Le teorie di Kentler sono da alcuni anni oggetto di una profonda revisione, dopo essere state ritenute la base di un controverso esperimento sociale condotto dallo stesso Kentler e autorizzato e sostenuto finanziariamente dal Senato di Berlino nei primi anni Settanta. L’esperimento portò numerosi bambini e ragazzi – perlopiù orfani e indigenti minorenni – a essere dati in affidamento in case-famiglia gestite da adulti pedofili in diversi quartieri della città.

Nel 2015, a seguito di una richiesta di indagini da parte del Senato di Berlino, la politologa Teresa Nentwig, dell’Istituto per la ricerca sulla democrazia di Göttingen, è stata incaricata di condurre ricerche più approfondite sugli abusi subiti per anni dai bambini e ragazzi affidati ai pedofili e sui legami tra Kentler e l’ente statale tedesco per l’assistenza e la tutela dei minori (Jugendamt). Sandra Scheeres, a capo della Commissione del Senato per l’Istruzione, la Gioventù e la Famiglia, ha definito l’“esperimento Kentler” «un crimine sotto la responsabilità dello Stato».

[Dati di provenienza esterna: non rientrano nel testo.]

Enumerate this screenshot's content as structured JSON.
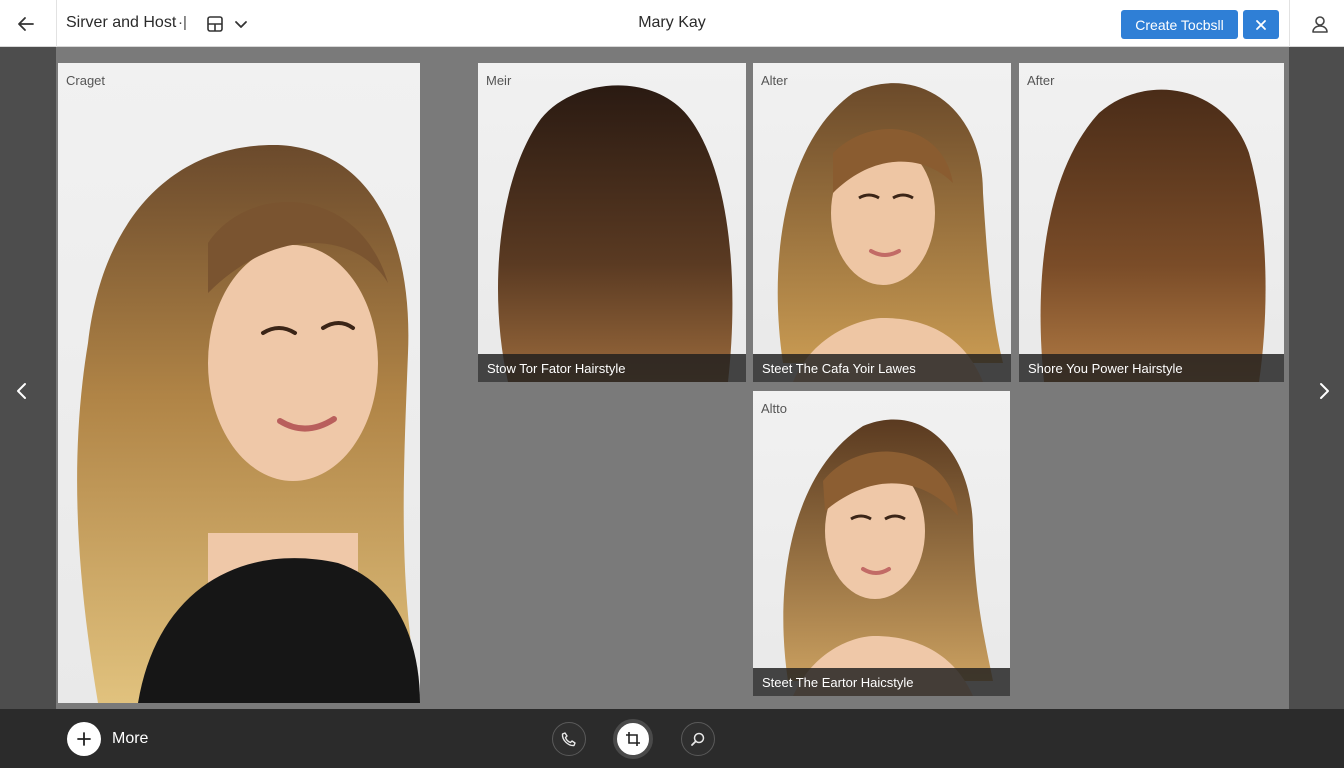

Parlando con Nentwig e con una persona vittima di abusi di nome Marco, il New Yorker ha recentemente ricostruito la storia di Kentler e dei suoi legami con una vasta rete di pedofili che presero parte all’esperimento, con l’approvazione di almeno una parte delle istituzioni coinvolte. I molti punti oscuri di questa storia sono oggi oggetto di discussioni e anche di strumentalizzazioni politiche in parlamento, oltre che di un dibattito esteso nell’opinione pubblica.

L’infanzia di Marco
Marco – un uomo di 38 anni, sposato e padre di due figli – ha raccontato che un giorno, nel 2017, riconobbe in un articolo di giornale la fotografia di Kentler, scoprendo soltanto in quell’occasione che era stato un importante e rispettato professore dell’Università di Hannover. Per Marco, cresciuto in affidamento fino all’età di ventuno anni in casa di un ingegnere chiamato Fritz Henkel, Kentler era una faccia conosciuta soltanto per le conversazioni che da bambino aveva ogni tanto con lui. Era lo stesso Henkel a portare periodicamente Marco e il suo fratello adottivo, Sven, a casa di Kentler.

«Lo misi da parte. Non reagii emotivamente. Continuai a fare quello che faccio ogni giorno», ha detto Marco ricordando gli attimi successivi alla lettura di quell’articolo.

Diversi mesi dopo cercò e trovò il numero di Teresa Nentwig, la politologa che aveva scritto il rapporto su Kentler citato nell’articolo che aveva letto, e le telefonò identificandosi come «una persona interessata». Le disse che suo padre adottivo, Henkel, aveva parlato al telefono con Kentler ogni settimana per anni, e che Kentler fu molto coinvolto nell’educazione dei giovani abitanti della casa di Henkel. «Sei la prima persona a cui racconto la mia storia», le disse.

Nentwig rimase molto sorpresa. A quanto ne sapeva, gli esperimenti di Kentler erano terminati alla fine degli anni Settanta, e Marco sosteneva di aver lasciato la sua casa-famiglia nel 2003. Poche settimane dopo, Marco contattò il suo fratello adottivo Sven, uno dei bambini con cui era cresciuto in casa di Henkel, e gli disse di aver scoperto che erano stati parte di un esperimento. Ma Sven, ha ricordato Marco, non gli sembrò in grado di elaborare quell’informazione. «Dopo tutti quegli anni, avevamo perso l’abitudine di pensare», ha detto.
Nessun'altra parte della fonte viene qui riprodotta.